The recipe I’ve always used to make yogurt was to heat the milk (store bought pasteurized) to 161, hold it there for 15 – 20 seconds, then let it all cool down to room temp. I could put the milk container in an ice bath to cool it down faster but most of the time, I left it sitting to cool down on its own. Sometimes a skin would form on top of the milk and I’d have to skim that off. Yogurt takes approximately 8 – 10 hours to make AFTER the milk has cooled. What happened way too often is that I would forget about the milk and then it would be way late in the night before the yogurt was finished.
This lady made her yogurt in jars in quart jars, and that step alone makes this so much easier than pouring the milk directly into the Instant Pot. She pours milk directly from the carton into the jars, places the three jars into the IP container, adds water and hits the “yogurt” button.
That was so, so much easier than making yogurt the way I’ve always made it.
The half gallon of milk , along with the yogurt starter, didn’t quite fill three jars. I think the jars would have been too full if I had used two jars.

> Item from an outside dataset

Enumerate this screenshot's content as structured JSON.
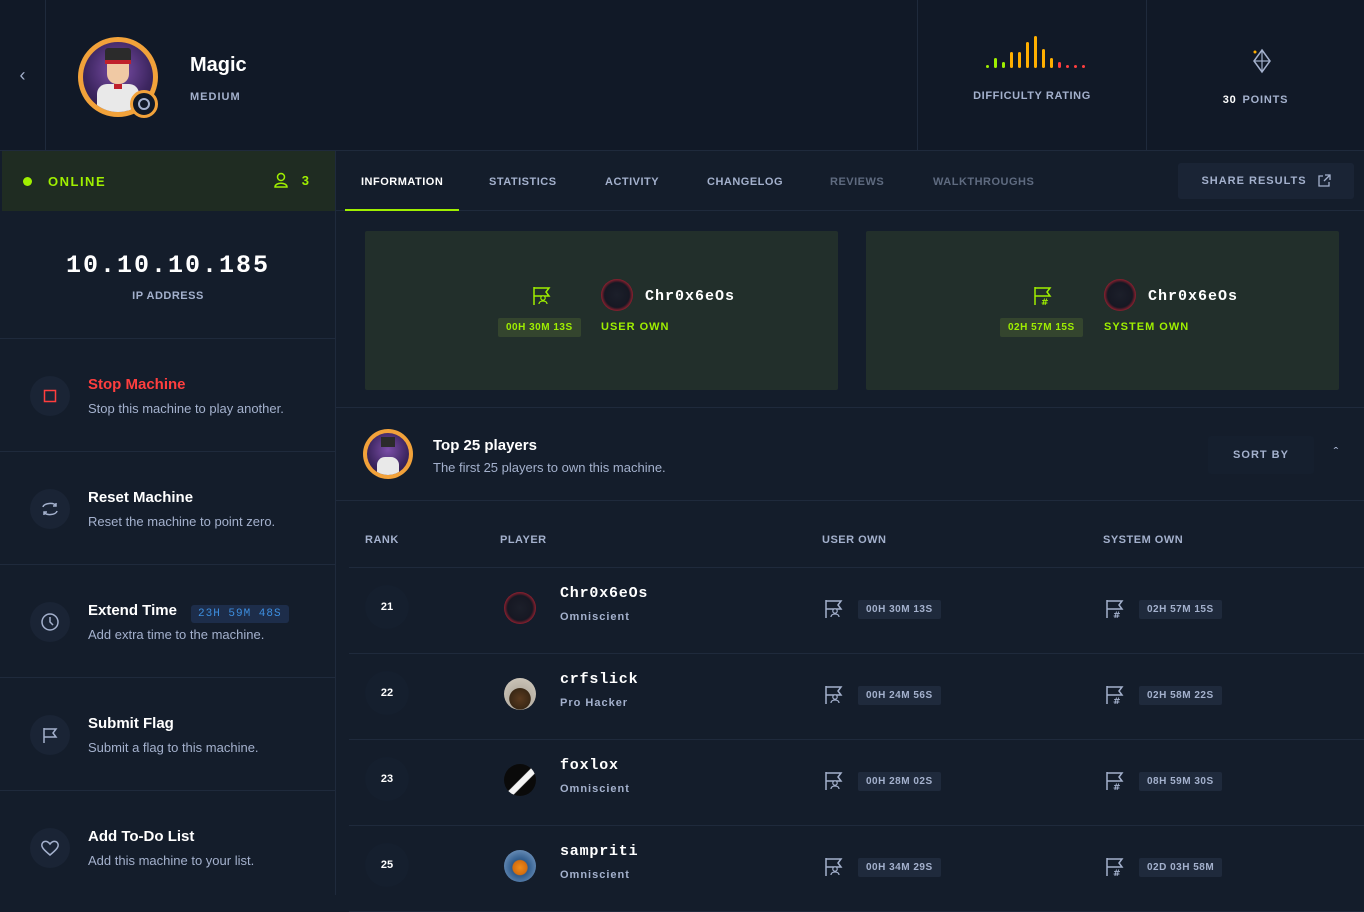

We had some of this yogurt this morning for breakfast, added a few blackberries and chia seeds. I did not strain this yogurt at all and, for whatever reason, it was as thick as the strained yogurt I’ve always made. We both decided it was the best yogurt I’ve made and I’ll say it’s the easiest!
I did use one of the jars to make her cream cheese. That is straining now so I’ll report back on that one later.
Jane says
I just discovered making yogurt in jars in my dehydrator as my instant pot is old with no yogurt button. Works great.
judy.blog@gmail.com says
Great idea! I use the dehydrator to make sour cream. Wonder if I could make yogurt at the same time??
Jane says
The yogurt I made has to culture at 110 degrees for about 9 hours. I’ve never made sour cream but if it requires the same temp, it should work.
judy.blog@gmail.com says
The Instant Pot has all that figured out. I don’t do anything but hit the “yogurt” button. I can set it for 8, 8.5, 9 – however many hours I want it to culture. The longer it cultures, the more tart it gets.